The two of them left the room. While they were gone, I tried to pull myself back together. I couldn’t believe how selfish I’d been, not having given Christopher a second thought since I’d woken up. Except for the whole wishing-he’d-been-the-one-kissing-me-instead-of-Justin-or-Brandon thing, I mean.
What could Christopher have been going through all this time, thinking I was dead? Was he all right? How had he handled it, those moments after that TV had fallen on me, right in front of him? He must have been so freaked out. Who was he eating lunch with now that I wasn’t in school? He didn’t have anyone else to make fun of the Walking Dead with, or to play Journeyquest with, or to watch surgery shows on the Discovery Health Channel with. Poor Christopher!

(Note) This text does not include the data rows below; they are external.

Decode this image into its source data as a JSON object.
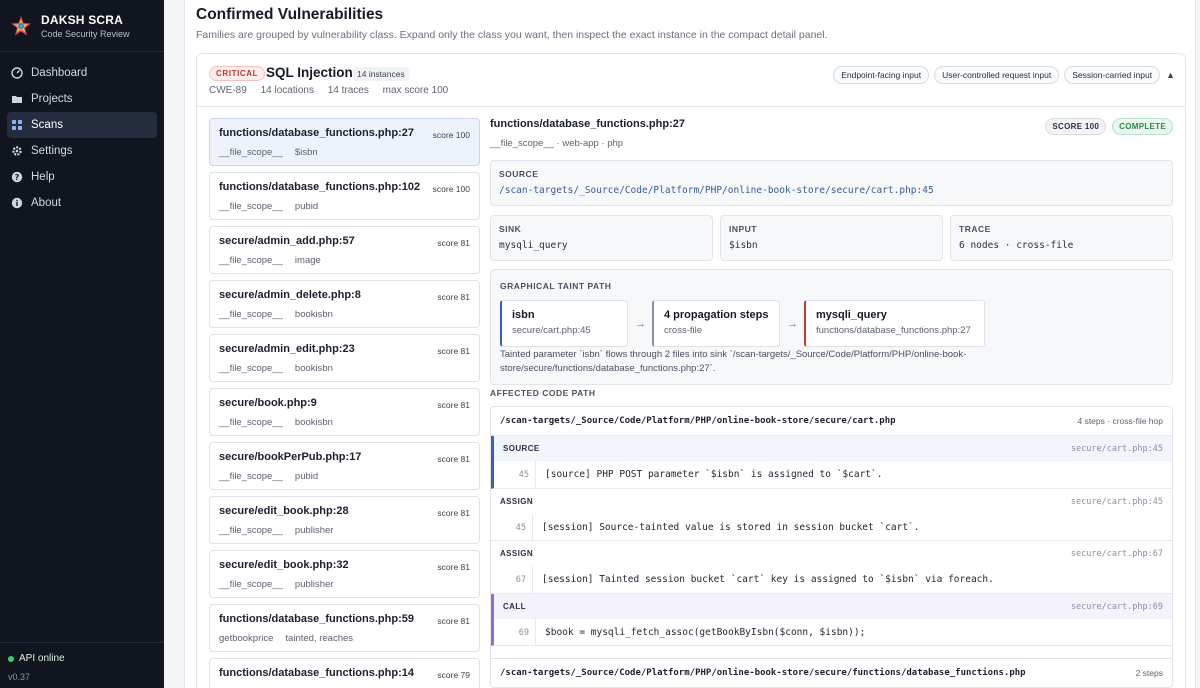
{
  "app": {
    "name": "DAKSH SCRA",
    "subtitle": "Code Security Review",
    "status": "API online",
    "version": "v0.37"
  },
  "nav": [
    {
      "label": "Dashboard",
      "icon": "dashboard-icon"
    },
    {
      "label": "Projects",
      "icon": "folder-icon"
    },
    {
      "label": "Scans",
      "icon": "grid-icon",
      "active": true
    },
    {
      "label": "Settings",
      "icon": "gear-icon"
    },
    {
      "label": "Help",
      "icon": "help-icon"
    },
    {
      "label": "About",
      "icon": "info-icon"
    }
  ],
  "page": {
    "title": "Confirmed Vulnerabilities",
    "subtitle": "Families are grouped by vulnerability class. Expand only the class you want, then inspect the exact instance in the compact detail panel."
  },
  "family": {
    "severity": "CRITICAL",
    "name": "SQL Injection",
    "instances": "14 instances",
    "cwe": "CWE-89",
    "locations": "14 locations",
    "traces": "14 traces",
    "max_score": "max score 100",
    "tags": [
      "Endpoint-facing input",
      "User-controlled request input",
      "Session-carried input"
    ],
    "caret": "▲"
  },
  "instances": [
    {
      "title": "functions/database_functions.php:27",
      "score": "score 100",
      "scope": "__file_scope__",
      "var": "$isbn",
      "selected": true
    },
    {
      "title": "functions/database_functions.php:102",
      "score": "score 100",
      "scope": "__file_scope__",
      "var": "pubid"
    },
    {
      "title": "secure/admin_add.php:57",
      "score": "score 81",
      "scope": "__file_scope__",
      "var": "image"
    },
    {
      "title": "secure/admin_delete.php:8",
      "score": "score 81",
      "scope": "__file_scope__",
      "var": "bookisbn"
    },
    {
      "title": "secure/admin_edit.php:23",
      "score": "score 81",
      "scope": "__file_scope__",
      "var": "bookisbn"
    },
    {
      "title": "secure/book.php:9",
      "score": "score 81",
      "scope": "__file_scope__",
      "var": "bookisbn"
    },
    {
      "title": "secure/bookPerPub.php:17",
      "score": "score 81",
      "scope": "__file_scope__",
      "var": "pubid"
    },
    {
      "title": "secure/edit_book.php:28",
      "score": "score 81",
      "scope": "__file_scope__",
      "var": "publisher"
    },
    {
      "title": "secure/edit_book.php:32",
      "score": "score 81",
      "scope": "__file_scope__",
      "var": "publisher"
    },
    {
      "title": "functions/database_functions.php:59",
      "score": "score 81",
      "scope": "getbookprice",
      "var": "tainted, reaches"
    },
    {
      "title": "functions/database_functions.php:14",
      "score": "score 79",
      "scope": "",
      "var": ""
    }
  ],
  "detail": {
    "title": "functions/database_functions.php:27",
    "subtitle": "__file_scope__ · web-app · php",
    "score_badge": "SCORE 100",
    "status_badge": "COMPLETE",
    "source_label": "SOURCE",
    "source_value": "/scan-targets/_Source/Code/Platform/PHP/online-book-store/secure/cart.php:45",
    "sink_label": "SINK",
    "sink_value": "mysqli_query",
    "input_label": "INPUT",
    "input_value": "$isbn",
    "trace_label": "TRACE",
    "trace_value": "6 nodes · cross-file",
    "graph_label": "GRAPHICAL TAINT PATH",
    "nodes": [
      {
        "title": "isbn",
        "sub": "secure/cart.php:45"
      },
      {
        "title": "4 propagation steps",
        "sub": "cross-file"
      },
      {
        "title": "mysqli_query",
        "sub": "functions/database_functions.php:27"
      }
    ],
    "arrow": "→",
    "graph_desc": "Tainted parameter `isbn` flows through 2 files into sink `/scan-targets/_Source/Code/Platform/PHP/online-book-store/secure/functions/database_functions.php:27`.",
    "affected_label": "AFFECTED CODE PATH",
    "files": [
      {
        "path": "/scan-targets/_Source/Code/Platform/PHP/online-book-store/secure/cart.php",
        "meta": "4 steps · cross-file hop",
        "steps": [
          {
            "kind": "SOURCE",
            "loc": "secure/cart.php:45",
            "line": "45",
            "code": "[source] PHP POST parameter `$isbn` is assigned to `$cart`."
          },
          {
            "kind": "ASSIGN",
            "loc": "secure/cart.php:45",
            "line": "45",
            "code": "[session] Source-tainted value is stored in session bucket `cart`."
          },
          {
            "kind": "ASSIGN",
            "loc": "secure/cart.php:67",
            "line": "67",
            "code": "[session] Tainted session bucket `cart` key is assigned to `$isbn` via foreach."
          },
          {
            "kind": "CALL",
            "loc": "secure/cart.php:69",
            "line": "69",
            "code": "$book = mysqli_fetch_assoc(getBookByIsbn($conn, $isbn));"
          }
        ]
      },
      {
        "path": "/scan-targets/_Source/Code/Platform/PHP/online-book-store/secure/functions/database_functions.php",
        "meta": "2 steps"
      }
    ]
  },
  "colors": {
    "sidebar": "#111520",
    "critical": "#c0392b",
    "source_bar": "#3b5fb8",
    "call_bar": "#8b6fd6",
    "sink_bar": "#c0392b",
    "ok": "#2b8a48"
  }
}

Unless… unless some other girl had snatched him up for herself. Only who? What girl at TAHS (besides me) had the sensitivity to look past all that long hair and see the potential hottie that lay beneath? What other girl was fine enough?

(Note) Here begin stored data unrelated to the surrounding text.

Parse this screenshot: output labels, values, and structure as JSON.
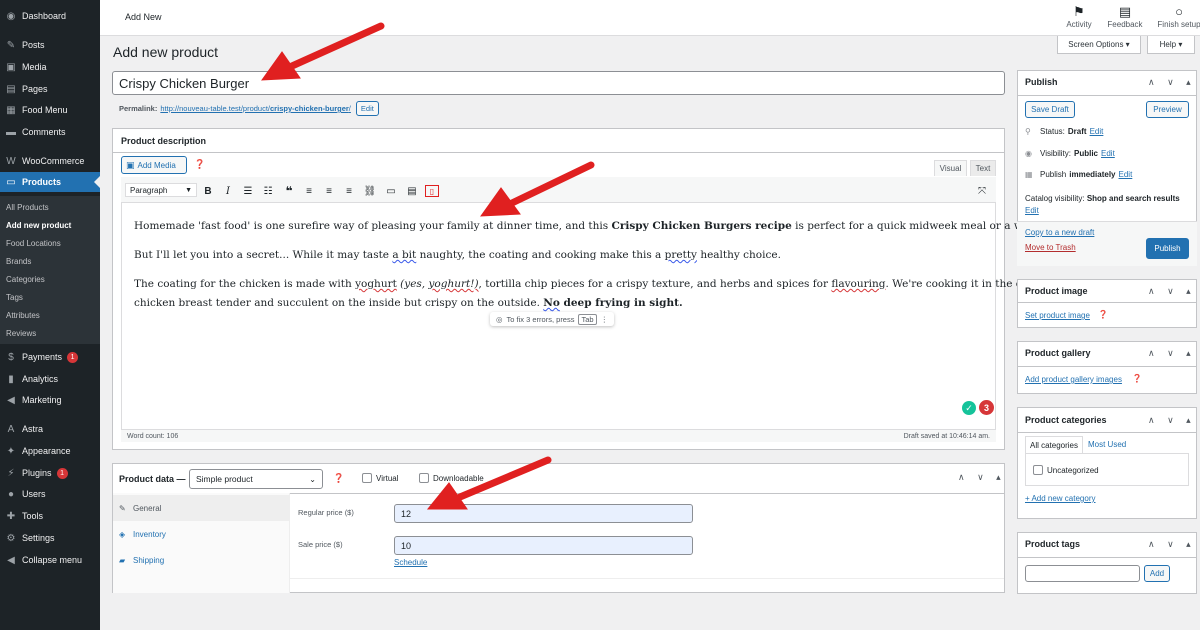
{
  "sidebar": {
    "items": [
      {
        "label": "Dashboard",
        "icon": "dashboard-icon",
        "glyph": "◉"
      },
      {
        "label": "Posts",
        "icon": "pin-icon",
        "glyph": "✎"
      },
      {
        "label": "Media",
        "icon": "media-icon",
        "glyph": "▣"
      },
      {
        "label": "Pages",
        "icon": "pages-icon",
        "glyph": "▤"
      },
      {
        "label": "Food Menu",
        "icon": "food-menu-icon",
        "glyph": "▦"
      },
      {
        "label": "Comments",
        "icon": "comments-icon",
        "glyph": "▬"
      },
      {
        "label": "WooCommerce",
        "icon": "woocommerce-icon",
        "glyph": "W"
      },
      {
        "label": "Products",
        "icon": "products-icon",
        "glyph": "▭"
      }
    ],
    "submenu": [
      "All Products",
      "Add new product",
      "Food Locations",
      "Brands",
      "Categories",
      "Tags",
      "Attributes",
      "Reviews"
    ],
    "items2": [
      {
        "label": "Payments",
        "icon": "payments-icon",
        "glyph": "$",
        "badge": "1"
      },
      {
        "label": "Analytics",
        "icon": "analytics-icon",
        "glyph": "▮"
      },
      {
        "label": "Marketing",
        "icon": "marketing-icon",
        "glyph": "◀"
      },
      {
        "label": "Astra",
        "icon": "astra-icon",
        "glyph": "A"
      },
      {
        "label": "Appearance",
        "icon": "appearance-icon",
        "glyph": "✦"
      },
      {
        "label": "Plugins",
        "icon": "plugins-icon",
        "glyph": "⚡",
        "badge": "1"
      },
      {
        "label": "Users",
        "icon": "users-icon",
        "glyph": "●"
      },
      {
        "label": "Tools",
        "icon": "tools-icon",
        "glyph": "✚"
      },
      {
        "label": "Settings",
        "icon": "settings-icon",
        "glyph": "⚙"
      },
      {
        "label": "Collapse menu",
        "icon": "collapse-icon",
        "glyph": "◀"
      }
    ]
  },
  "topbar": {
    "title": "Add New",
    "actions": [
      {
        "label": "Activity",
        "glyph": "⚑"
      },
      {
        "label": "Feedback",
        "glyph": "▤"
      },
      {
        "label": "Finish setup",
        "glyph": "○"
      }
    ],
    "screen_options": "Screen Options ▾",
    "help": "Help ▾"
  },
  "page": {
    "heading": "Add new product",
    "product_title": "Crispy Chicken Burger",
    "permalink_label": "Permalink:",
    "permalink_base": "http://nouveau-table.test/product/",
    "permalink_slug": "crispy-chicken-burger",
    "permalink_end": "/",
    "edit_label": "Edit"
  },
  "description": {
    "title": "Product description",
    "add_media": "Add Media",
    "visual_tab": "Visual",
    "text_tab": "Text",
    "paragraph_select": "Paragraph",
    "p1_before": "Homemade 'fast food' is one surefire way of pleasing your family at dinner time, and this ",
    "p1_bold": "Crispy Chicken Burgers recipe",
    "p1_after": " is perfect for a quick midweek meal or a weekend treat.",
    "p2_a": "But I'll let you into a secret... While it may taste ",
    "p2_b": "a bit",
    "p2_c": " naughty, the coating and cooking make this a ",
    "p2_d": "pretty",
    "p2_e": " healthy choice.",
    "p3_a": "The coating for the chicken is made with ",
    "p3_b": "yoghurt",
    "p3_c": " ",
    "p3_d": "(yes, ",
    "p3_e": "yoghurt!)",
    "p3_f": ", tortilla chip pieces for a crispy texture, and herbs and spices for ",
    "p3_g": "flavouring",
    "p3_h": ". We're cooking it in the oven to keep that",
    "p4_a": "chicken breast tender and succulent on the inside but crispy on the outside. ",
    "p4_b": "No",
    "p4_c": " deep frying in sight.",
    "grammar_hint": "To fix 3 errors, press",
    "grammar_key": "Tab",
    "grammar_count": "3",
    "word_count": "Word count: 106",
    "draft_saved": "Draft saved at 10:46:14 am."
  },
  "product_data": {
    "title": "Product data —",
    "type": "Simple product",
    "virtual": "Virtual",
    "downloadable": "Downloadable",
    "tabs": [
      "General",
      "Inventory",
      "Shipping"
    ],
    "regular_price_label": "Regular price ($)",
    "regular_price": "12",
    "sale_price_label": "Sale price ($)",
    "sale_price": "10",
    "schedule": "Schedule"
  },
  "publish": {
    "title": "Publish",
    "save_draft": "Save Draft",
    "preview": "Preview",
    "status_label": "Status:",
    "status_value": "Draft",
    "visibility_label": "Visibility:",
    "visibility_value": "Public",
    "publish_label": "Publish",
    "publish_value": "immediately",
    "catalog_label": "Catalog visibility:",
    "catalog_value": "Shop and search results",
    "edit": "Edit",
    "copy_draft": "Copy to a new draft",
    "trash": "Move to Trash",
    "publish_btn": "Publish"
  },
  "product_image": {
    "title": "Product image",
    "link": "Set product image"
  },
  "product_gallery": {
    "title": "Product gallery",
    "link": "Add product gallery images"
  },
  "product_categories": {
    "title": "Product categories",
    "tab_all": "All categories",
    "tab_most": "Most Used",
    "uncategorized": "Uncategorized",
    "add_new": "+ Add new category"
  },
  "product_tags": {
    "title": "Product tags",
    "add": "Add"
  },
  "handles": "∧ ∨ ▴",
  "colors": {
    "admin_sidebar": "#1d2327",
    "accent": "#2271b1",
    "arrow": "#e02020",
    "error": "#d63638"
  }
}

God. Surely there had to be one. She could be sitting down next to him in the cafeteria right now, complimenting him on his avoidance of the tuna salad…
Suddenly Frida was back, this time by herself. She looked sullen.
‘I’m supposed to apologize,’ she said. Her gaze was on Cosabella, the now black television screen, the window behind me — anywhere but on my face. ‘So… sorry if what I said upset you. It’s not true anyway. Christopher’s not fine. I guess. But then… he was always so weird anyway, it’s kind of hard to tell.’
I had already dried my tears — or Nikki’s tears, I guess, although Dr Holcombe told me not to think of my new body that way. It’s YOUR body, Emerson, he’d said. Not hers. Not any more.
Right. I just had her name. Her face. Her loft. Her boyfriend(s). You name it.
‘I don’t get it,’ I said to Frida. I still felt like crying every time I thought about Christopher, and how a new girl might be getting to play Journeyquest — or sit around and watch surgery shows — with him right this very minute. Although truthfully, the allure of surgery shows had sort of waned for me. But I was trying to deal with it. As Dr Holcombe had pointed out, at least I was alive. ‘What’s eating you?’